Drummond Geometry is an extremely powerful trading methodology developed over many years by the legendary Canadian trader, Charles Drummond. Mastering all the aspects of Drummond Geometry requires years of study and practice. We’ve studied this methodology extensively and we think it provides the most accurate support/resistance analysis of any methodology we’ve seen. The Drummond support/resistance lines are derived from the actual geometry of the price chart, hence the name. Time and time again, we’ve seen price cut right through a conventional support/resistance zone and stop almost exactly on a Drummond line. This can enhance your trading results by showing you exactly where price may go. As with any trading technique, it doesn’t always work, but it’s often almost spookily accurate.
On our charts, we draw the Drummond Geometry lines in the top pane, where the price bars appear.
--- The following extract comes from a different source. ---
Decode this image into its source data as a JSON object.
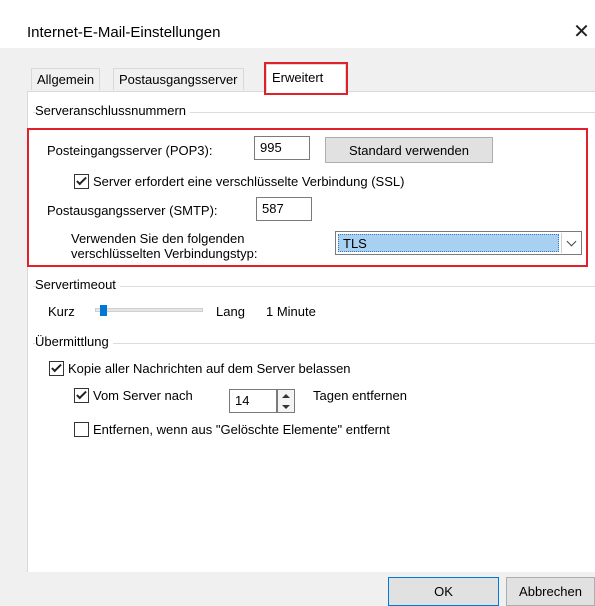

The last bar displays support/resistance areas directly on the bar, in the form of upward or downward pointing triangles. These triangles represent the support and resistance for the current timeframe. The triangles also appear in the area where the next bar will form, so you know the expected support and resistance one bar in advance. For example, if you’re viewing a daily chart, the triangles represent daily support and resistance. The different colors represent different categories of Drummond lines. The explanation of the categories is beyond the scope of this article, plus we’re prohibited by our non-disclosure agreement from discussing these details outside the Drummond Geometry community.
In addition to the triangles, we also display the higher time period (HTP) support/resistance zones as horizontal lines that cover the entire width of the chart. The zones from the first higher time period are displayed as thin horizontal lines and the second higher time period zones are displayed as thicker horizontal lines.
- On the daily chart, the lines represent the weekly and monthly zones.
- On the weekly chart, the lines represent the monthly and quarterly zones.
- On the monthly chart, the lines represent the quarterly and yearly zones.
The HTP lines will shift up or down after each new HTP bar. For example, when a new week starts, the weekly lines on the daily chart will shift up or down from the prior week. Since we draw them as straight lines, they’re only accurate for future bars; they do NOT necessarily represent support/resistance for past bars. We draw them as straight lines for the sake of readability. If we plotted the actual lines for past bars, with all the shifting around, the chart would turn into a cluttered mess. There are many lines and it ends up looking like spaghetti. As with the Prescient Line, you can view the past HTP support/resistance zones on our historical charts, which are available for the past 90-days.
In terms of importance, the higher the time period, the more significant its support/resistance zones are. For example, daily support will break more easily than weekly support, which will break more easily than monthly support. When multiple zones appear in a cluster, that implies an area of strong support or resistance.